Learning from Others Mistakes

So why are younger Americans avoiding the credit system? Many saw their parents struggle during the recession and as a result, they have chosen to steer clear of this aspect of life. For now, anyway. And to bypass all of that credit mumbo-jumbo, they’re opting to use their debit cards associated with their checking accounts or prepaid debit cards (which have grown tremendously in this age bracket). It’s an attractive option for these younger people, partly due to the aggressive marketing efforts and the big financial names like American Express and Chase throwing into the hat their own prepaid products.

But don’t underestimate the contribution of the 2010 CARD Act. It has very definitive specifics for credit card companies and banks who issue credit cards to those under the age of 21. Without a co-signer or a way to prove one’s ability to repay their debts, they likely won’t get approval.
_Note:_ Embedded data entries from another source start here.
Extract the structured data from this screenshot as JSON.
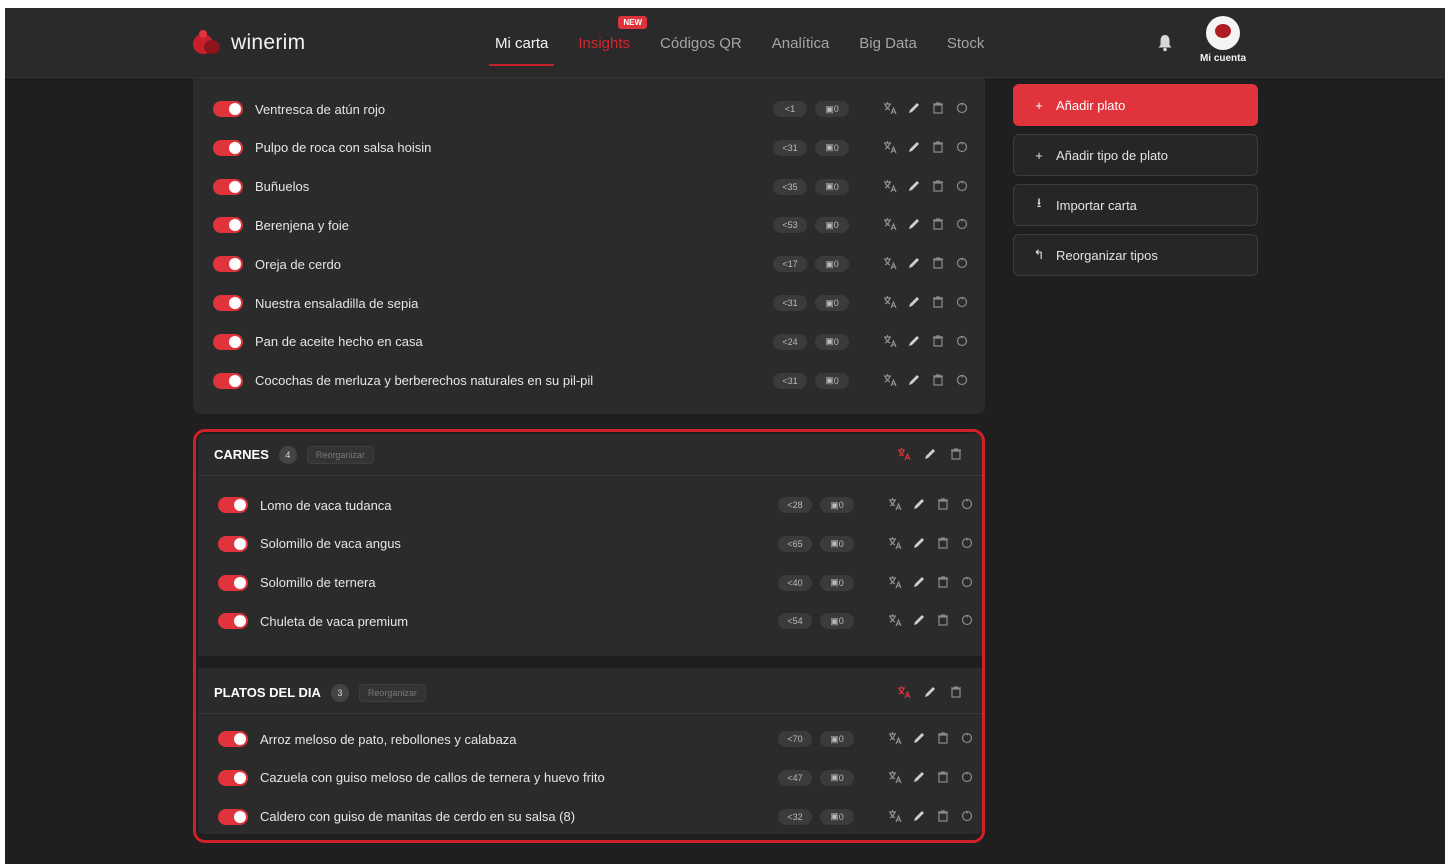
{
  "brand": {
    "name": "winerim"
  },
  "nav": {
    "items": [
      {
        "label": "Mi carta",
        "active": true
      },
      {
        "label": "Insights",
        "badge": "NEW"
      },
      {
        "label": "Códigos QR"
      },
      {
        "label": "Analítica"
      },
      {
        "label": "Big Data"
      },
      {
        "label": "Stock"
      }
    ],
    "account_label": "Mi cuenta"
  },
  "colors": {
    "accent": "#e1333b",
    "highlight": "#d0202a",
    "background": "#1f1f1f",
    "panel": "#2b2b2b"
  },
  "top_section": {
    "dishes": [
      {
        "name": "Ventresca de atún rojo",
        "views": "1",
        "stock": "0"
      },
      {
        "name": "Pulpo de roca con salsa hoisin",
        "views": "31",
        "stock": "0"
      },
      {
        "name": "Buñuelos",
        "views": "35",
        "stock": "0"
      },
      {
        "name": "Berenjena y foie",
        "views": "53",
        "stock": "0"
      },
      {
        "name": "Oreja de cerdo",
        "views": "17",
        "stock": "0"
      },
      {
        "name": "Nuestra ensaladilla de sepia",
        "views": "31",
        "stock": "0"
      },
      {
        "name": "Pan de aceite hecho en casa",
        "views": "24",
        "stock": "0"
      },
      {
        "name": "Cocochas de merluza y berberechos naturales en su pil-pil",
        "views": "31",
        "stock": "0"
      }
    ]
  },
  "carnes": {
    "title": "CARNES",
    "count": "4",
    "reorder_label": "Reorganizar",
    "dishes": [
      {
        "name": "Lomo de vaca tudanca",
        "views": "28",
        "stock": "0"
      },
      {
        "name": "Solomillo de vaca angus",
        "views": "65",
        "stock": "0"
      },
      {
        "name": "Solomillo de ternera",
        "views": "40",
        "stock": "0"
      },
      {
        "name": "Chuleta de vaca premium",
        "views": "54",
        "stock": "0"
      }
    ]
  },
  "platos_dia": {
    "title": "PLATOS DEL DIA",
    "count": "3",
    "reorder_label": "Reorganizar",
    "dishes": [
      {
        "name": "Arroz meloso de pato, rebollones y calabaza",
        "views": "70",
        "stock": "0"
      },
      {
        "name": "Cazuela con guiso meloso de callos de ternera y huevo frito",
        "views": "47",
        "stock": "0"
      },
      {
        "name": "Caldero con guiso de manitas de cerdo en su salsa (8)",
        "views": "32",
        "stock": "0"
      }
    ]
  },
  "sidebar": {
    "add_dish": "Añadir plato",
    "add_type": "Añadir tipo de plato",
    "import": "Importar carta",
    "reorder": "Reorganizar tipos"
  },
  "icons": [
    "bell-icon",
    "translate-icon",
    "edit-icon",
    "trash-icon",
    "duplicate-icon",
    "plus-icon",
    "import-icon",
    "reorder-icon"
  ]
}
As a result, the number of consumers 18 to 29 years old with excellent FICO scores of 760 or higher saw an impressive jump from 8.6% in 2005 to 11.2% last year.

Student Loan Debt

There are also other numbers that could be affecting a young consumer’s decisions about his credit. Student loan debt is staggering and only getting worse. This is important for a couple of reasons. First, those who require a peek at a potential partner’s credit scores might be basing their decision on factors they’re not even privy to. Many younger Americans have student loan debt that they’re struggling to pay.
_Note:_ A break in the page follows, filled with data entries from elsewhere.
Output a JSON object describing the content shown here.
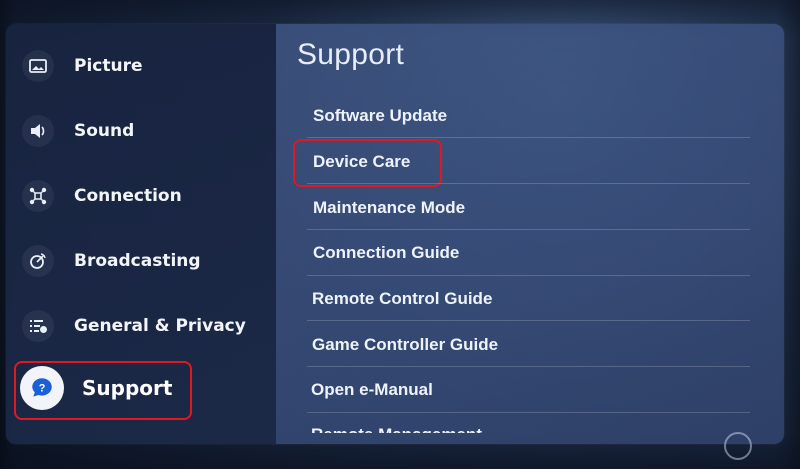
{
  "sidebar": {
    "items": [
      {
        "label": "Picture",
        "icon": "picture-icon"
      },
      {
        "label": "Sound",
        "icon": "speaker-icon"
      },
      {
        "label": "Connection",
        "icon": "connection-icon"
      },
      {
        "label": "Broadcasting",
        "icon": "broadcast-icon"
      },
      {
        "label": "General & Privacy",
        "icon": "general-privacy-icon"
      },
      {
        "label": "Support",
        "icon": "support-icon",
        "selected": true
      }
    ]
  },
  "main": {
    "title": "Support",
    "items": [
      "Software Update",
      "Device Care",
      "Maintenance Mode",
      "Connection Guide",
      "Remote Control Guide",
      "Game Controller Guide",
      "Open e-Manual",
      "Remote Management"
    ]
  },
  "colors": {
    "highlight": "#e0191f",
    "panel": "#233458",
    "text": "#eef2fa"
  }
}
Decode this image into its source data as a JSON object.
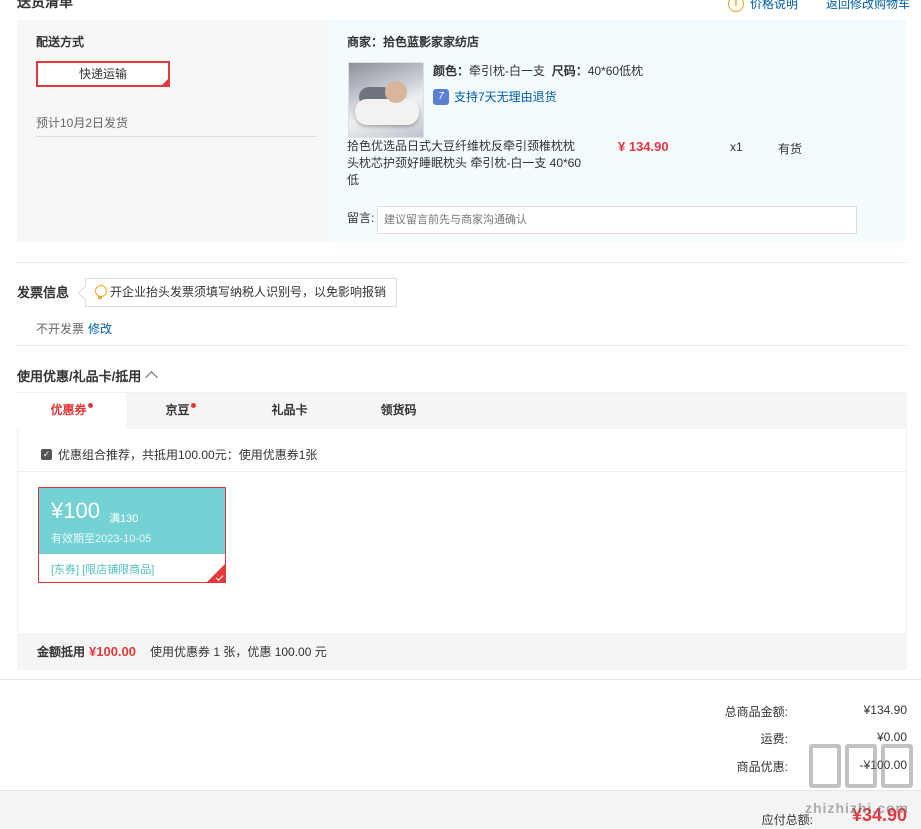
{
  "header": {
    "title": "送货清单",
    "price_note": "价格说明",
    "back_link": "返回修改购物车"
  },
  "delivery": {
    "label": "配送方式",
    "method": "快递运输",
    "ship_date": "预计10月2日发货"
  },
  "shop": {
    "name": "商家：拾色蓝影家家纺店",
    "item": {
      "color_label": "颜色：",
      "color_value": "牵引枕-白一支",
      "size_label": "尺码：",
      "size_value": "40*60低枕",
      "return_policy": "支持7天无理由退货",
      "name": "拾色优选品日式大豆纤维枕反牵引颈椎枕枕头枕芯护颈好睡眠枕头 牵引枕-白一支 40*60低",
      "price": "¥ 134.90",
      "qty": "x1",
      "stock": "有货"
    },
    "message_label": "留言:",
    "message_placeholder": "建议留言前先与商家沟通确认"
  },
  "invoice": {
    "title": "发票信息",
    "tip": "开企业抬头发票须填写纳税人识别号，以免影响报销",
    "status": "不开发票",
    "edit": "修改"
  },
  "coupon": {
    "title": "使用优惠/礼品卡/抵用",
    "tabs": [
      {
        "label": "优惠券"
      },
      {
        "label": "京豆"
      },
      {
        "label": "礼品卡"
      },
      {
        "label": "领货码"
      }
    ],
    "recommend": "优惠组合推荐，共抵用100.00元：使用优惠券1张",
    "card": {
      "amount": "¥100",
      "condition": "满130",
      "expiry": "有效期至2023-10-05",
      "tags": "[东券] [限店铺限商品]"
    },
    "footer": {
      "label": "金额抵用",
      "amount": "¥100.00",
      "desc": "使用优惠券 1 张，优惠 100.00 元"
    }
  },
  "summary": {
    "total_label": "总商品金额:",
    "total_value": "¥134.90",
    "shipping_label": "运费:",
    "shipping_value": "¥0.00",
    "discount_label": "商品优惠:",
    "discount_value": "-¥100.00",
    "pay_label": "应付总额:",
    "pay_value": "¥34.90"
  },
  "watermark": "zhizhizhi.com",
  "colors": {
    "accent": "#e4393c",
    "link": "#005ea7",
    "coupon": "#74d2d4"
  }
}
This, of course, affects their credit scores. Is it fair, then, for a 24 year old to be judged on his credit scores, which might have been very impressive before realizing that the job market wasn’t strong and therefore found himself in a bit of trouble with his student loan payments?

For that matter, is it even fair for anyone to judge another based on his bank account and revolving credit accounts? There are psychological considerations. Some are in the camp that if anyone is overly eager to discuss credit and money early on in a relationship likely won’t be good marriage material anyone. It’s true: younger Americans have become a bit more materialistic, even as credit card accounts fall in volume. And what happens when someone is too busy focusing on ways to snoop around in someone’s financial lives and miss out on a great guy or girl? How long can anyone justify their focus before they find themselves being labeled as materialistic?

Finally, for those who are determined to do it their way, complete with less focus on intimacy and sex and more attention paid to the bank balances, there are websites that specialize in gathering all of the single folks with great credit scores. If you don’t meet a minimum threshold, you can forget becoming a member. Odds are, you don’t have a credit card to pay the monthly subscriptions anyway. It just might be that the absence of a credit card is the wisest thing one can not own if they’re dating and looking for Mr. or Miss Right.

What are your thoughts? Is this a healthy trend or would you tell your son or daughter to run in the opposite direction if they began poking around their credit history?